The report also finds that in most countries the state is involved, at least to some degree either through shareholder meetings, in approving board nominations or by direct appointment of the CEO and other members of executive management. This may pose a significant risk because, as demonstrated by earlier OECD studies, some of the worst integrity breaches tend to occur when CEOs are appointed at the sole discretion of high-level politicians. Moreover, just over half of participated countries reported having established minimum qualification criteria for board members, with some countries having criteria that help to elucidate personal integrity.
Bringing transparency to ownership arrangements and communication
Finally, the ACI Guidelines seek to limit opportunities for instructions or dealings that fall outside of formal channels of communication by encouraging state owners to establish with whom, how and when communication should occur.

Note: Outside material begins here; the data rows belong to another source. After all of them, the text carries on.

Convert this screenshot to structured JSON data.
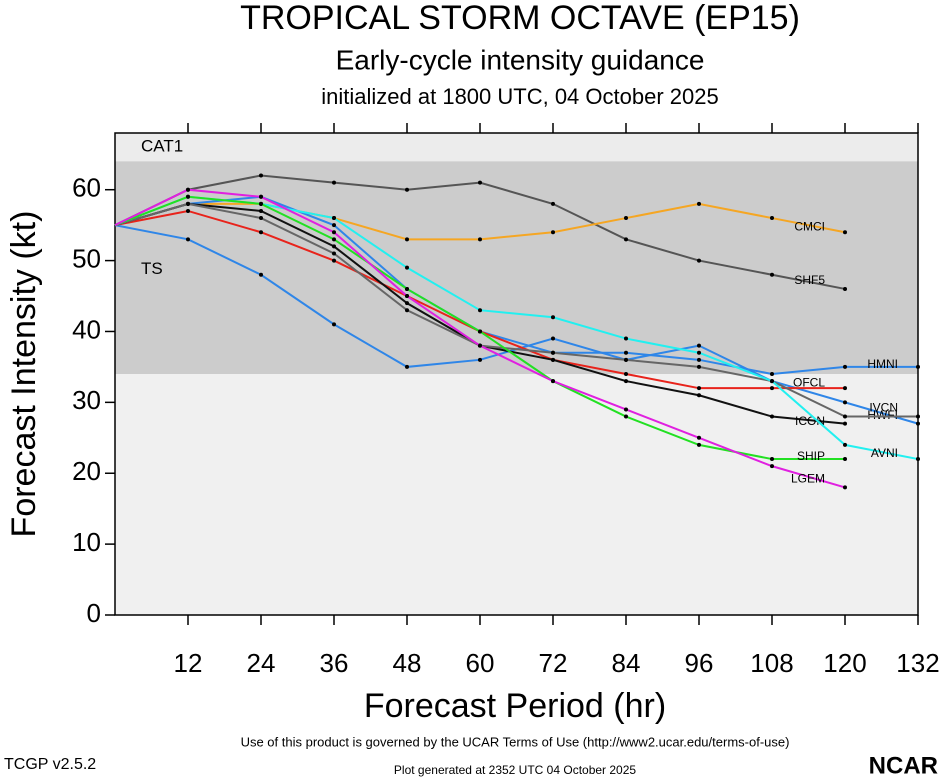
{
  "chart_data": {
    "type": "line",
    "title": "TROPICAL STORM OCTAVE (EP15)",
    "subtitle": "Early-cycle intensity guidance",
    "initialized": "initialized at 1800 UTC, 04 October 2025",
    "x_label": "Forecast Period (hr)",
    "y_label": "Forecast Intensity (kt)",
    "x": [
      0,
      12,
      24,
      36,
      48,
      60,
      72,
      84,
      96,
      108,
      120,
      132
    ],
    "xlim": [
      0,
      132
    ],
    "xticks": [
      12,
      24,
      36,
      48,
      60,
      72,
      84,
      96,
      108,
      120,
      132
    ],
    "ylim": [
      0,
      68
    ],
    "yticks": [
      0,
      10,
      20,
      30,
      40,
      50,
      60
    ],
    "bands": [
      {
        "label": "CAT1",
        "range": [
          64,
          68
        ],
        "color": "#ececec"
      },
      {
        "label": "TS",
        "range": [
          34,
          64
        ],
        "color": "#cccccc"
      }
    ],
    "series": [
      {
        "name": "SHF5",
        "color": "#555555",
        "values": [
          55,
          60,
          62,
          61,
          60,
          61,
          58,
          53,
          50,
          48,
          46,
          null
        ]
      },
      {
        "name": "CMCI",
        "color": "#f5a623",
        "values": [
          55,
          58,
          58,
          56,
          53,
          53,
          54,
          56,
          58,
          56,
          54,
          null
        ]
      },
      {
        "name": "HMNI",
        "color": "#2f86e8",
        "values": [
          55,
          58,
          59,
          55,
          46,
          40,
          37,
          37,
          36,
          34,
          35,
          35
        ]
      },
      {
        "name": "HWFI",
        "color": "#2f86e8",
        "values": [
          55,
          53,
          48,
          41,
          35,
          36,
          39,
          36,
          38,
          33,
          30,
          27
        ]
      },
      {
        "name": "OFCL",
        "color": "#e8231b",
        "values": [
          55,
          57,
          54,
          50,
          45,
          40,
          36,
          34,
          32,
          32,
          32,
          null
        ]
      },
      {
        "name": "ICON",
        "color": "#111111",
        "values": [
          55,
          58,
          57,
          52,
          44,
          38,
          36,
          33,
          31,
          28,
          27,
          null
        ]
      },
      {
        "name": "IVCN",
        "color": "#666666",
        "values": [
          55,
          58,
          56,
          51,
          43,
          38,
          37,
          36,
          35,
          33,
          28,
          28
        ]
      },
      {
        "name": "AVNI",
        "color": "#22f0f0",
        "values": [
          55,
          59,
          58,
          56,
          49,
          43,
          42,
          39,
          37,
          33,
          24,
          22
        ]
      },
      {
        "name": "SHIP",
        "color": "#22e022",
        "values": [
          55,
          59,
          58,
          53,
          46,
          40,
          33,
          28,
          24,
          22,
          22,
          null
        ]
      },
      {
        "name": "LGEM",
        "color": "#e020e0",
        "values": [
          55,
          60,
          59,
          54,
          45,
          38,
          33,
          29,
          25,
          21,
          18,
          null
        ]
      }
    ],
    "terms": "Use of this product is governed by the UCAR Terms of Use (http://www2.ucar.edu/terms-of-use)",
    "version": "TCGP v2.5.2",
    "generated": "Plot generated at 2352 UTC   04 October 2025",
    "logo": "NCAR"
  }
}
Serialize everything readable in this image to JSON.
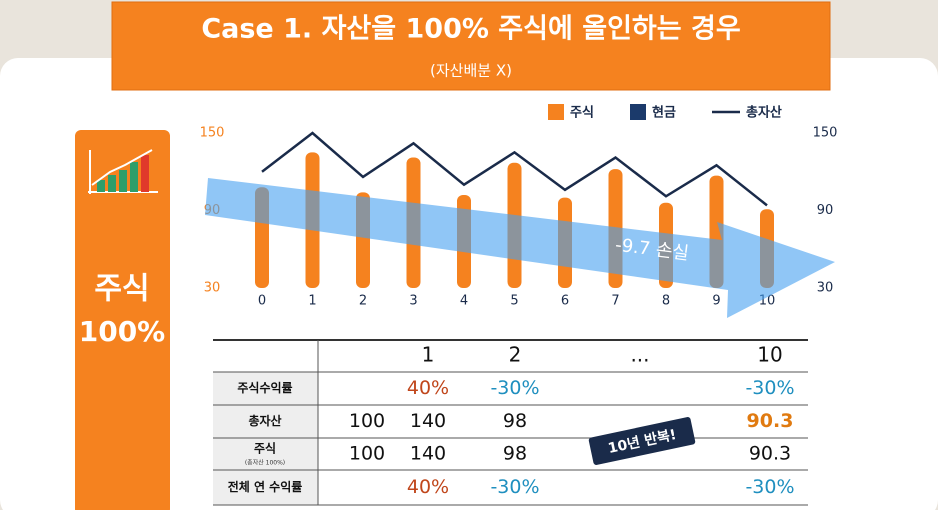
{
  "header": {
    "title": "Case 1. 자산을 100% 주식에 올인하는 경우",
    "subtitle": "(자산배분 X)"
  },
  "side_label": {
    "line1": "주식",
    "line2": "100%"
  },
  "chart_data": {
    "type": "bar",
    "categories": [
      0,
      1,
      2,
      3,
      4,
      5,
      6,
      7,
      8,
      9,
      10
    ],
    "series": [
      {
        "name": "주식",
        "color": "#f5821f",
        "values": [
          108,
          135,
          104,
          131,
          102,
          127,
          100,
          122,
          96,
          117,
          91
        ]
      },
      {
        "name": "현금",
        "color": "#1b3a6b",
        "values": [
          null,
          null,
          null,
          null,
          null,
          null,
          null,
          null,
          null,
          null,
          null
        ]
      },
      {
        "name": "총자산",
        "color": "#1a2b4a",
        "type": "line",
        "axis": "y2",
        "values": [
          120,
          150,
          116,
          142,
          110,
          135,
          106,
          131,
          101,
          125,
          94
        ]
      }
    ],
    "ylim": [
      30,
      150
    ],
    "yticks": [
      30,
      90,
      150
    ],
    "y2lim": [
      30,
      150
    ],
    "y2ticks": [
      30,
      90,
      150
    ],
    "annotation": "-9.7 손실",
    "legend": "top-right"
  },
  "table": {
    "header": [
      null,
      "1",
      "2",
      "...",
      "10"
    ],
    "rows": [
      {
        "label": "주식수익률",
        "cells": [
          null,
          "40%",
          "-30%",
          null,
          "-30%"
        ]
      },
      {
        "label": "총자산",
        "cells": [
          100,
          140,
          98,
          null,
          90.3
        ]
      },
      {
        "label": "주식",
        "sublabel": "(총자산 100%)",
        "cells": [
          100,
          140,
          98,
          null,
          90.3
        ]
      },
      {
        "label": "전체 연 수익률",
        "cells": [
          null,
          "40%",
          "-30%",
          null,
          "-30%"
        ]
      }
    ]
  },
  "stamp": "10년 반복!"
}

The report finds that there is little information available on countries’ ownership structure and the roles of non-ownership state functions in overseeing SOEs. While some of this information may be available in annual aggregate reports, or their online equivalents, information can be inconsistent and unavailable for a swathe of SOEs. There is also little information available about the communication between various representatives of the state and SOEs, which may mean that communication itself is informal and inconsistent, or simply that there is no framework that countries can easily point to that captures the occasions for interaction.
Countries are therefore encouraged to develop frameworks that clarify the acceptable opportunities and forms or means of communication between the state owner, the board, and the executive management in line with the ACI Guidelines recommendations.